Notwithstanding the foregoing, if a voluntary or involuntary liquidation, bankruptcy or insolvency of, or any analogous proceeding is filed with respect to MSFL or Morgan Stanley, then depending on applicable bankruptcy law, your claim may be limited to an amount that could be less than the acceleration amount.

If the maturity of the securities is accelerated because of an event of default as described above, we shall, or shall cause the calculation agent to, provide written notice to the Trustee at its New York office, on which notice the Trustee may conclusively rely, and to The Depository Trust Company of the acceleration amount and the aggregate cash amount due, if any, with respect to the securities as promptly as possible and in no event later than two business days after the date of such acceleration.

 

Default Quotation Period

The default quotation period is the period beginning on the day the acceleration amount first becomes due and ending on the third business day after that day, unless:

• no quotation of the kind referred to above is obtained, or

• every quotation of that kind obtained is objected to within five business days after the due date as described above.
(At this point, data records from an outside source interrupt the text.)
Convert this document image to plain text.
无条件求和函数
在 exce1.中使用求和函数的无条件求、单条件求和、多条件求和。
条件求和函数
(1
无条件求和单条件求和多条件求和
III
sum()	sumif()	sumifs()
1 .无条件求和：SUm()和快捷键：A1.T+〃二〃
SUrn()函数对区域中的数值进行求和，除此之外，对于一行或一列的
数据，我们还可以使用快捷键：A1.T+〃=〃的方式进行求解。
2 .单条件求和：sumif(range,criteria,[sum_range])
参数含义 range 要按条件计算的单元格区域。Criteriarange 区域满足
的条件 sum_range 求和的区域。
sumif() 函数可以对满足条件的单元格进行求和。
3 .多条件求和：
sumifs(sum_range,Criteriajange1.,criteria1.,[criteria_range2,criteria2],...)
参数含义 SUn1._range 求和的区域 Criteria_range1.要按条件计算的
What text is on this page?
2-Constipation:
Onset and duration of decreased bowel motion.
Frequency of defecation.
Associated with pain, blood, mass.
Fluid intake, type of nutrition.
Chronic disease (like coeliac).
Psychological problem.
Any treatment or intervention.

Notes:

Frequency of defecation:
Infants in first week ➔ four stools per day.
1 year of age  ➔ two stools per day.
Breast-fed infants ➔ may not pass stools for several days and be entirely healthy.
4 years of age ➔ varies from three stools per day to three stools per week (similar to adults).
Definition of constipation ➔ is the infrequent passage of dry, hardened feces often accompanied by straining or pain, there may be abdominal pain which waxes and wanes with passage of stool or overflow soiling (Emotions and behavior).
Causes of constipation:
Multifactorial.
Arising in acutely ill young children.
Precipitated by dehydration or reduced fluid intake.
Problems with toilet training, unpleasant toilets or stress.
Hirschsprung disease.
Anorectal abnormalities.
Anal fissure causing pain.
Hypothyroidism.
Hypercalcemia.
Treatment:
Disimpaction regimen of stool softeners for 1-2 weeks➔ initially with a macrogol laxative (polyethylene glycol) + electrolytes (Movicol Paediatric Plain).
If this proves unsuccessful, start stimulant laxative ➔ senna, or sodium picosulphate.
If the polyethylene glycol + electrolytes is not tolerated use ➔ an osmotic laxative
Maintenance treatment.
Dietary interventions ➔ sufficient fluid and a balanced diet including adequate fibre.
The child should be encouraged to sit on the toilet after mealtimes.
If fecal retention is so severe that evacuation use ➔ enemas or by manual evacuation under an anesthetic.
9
If either of these two events occurs, the default quotation period will continue until the third business day after the first business day on which prompt notice of a quotation is given as described above. If that quotation is objected to as described above within five business days after that first business day, however, the default quotation period will continue as described in the prior sentence and this sentence.

In any event, if the default quotation period and the subsequent two business day objection period have not ended before the valuation date, then the acceleration amount will equal the principal amount of the securities.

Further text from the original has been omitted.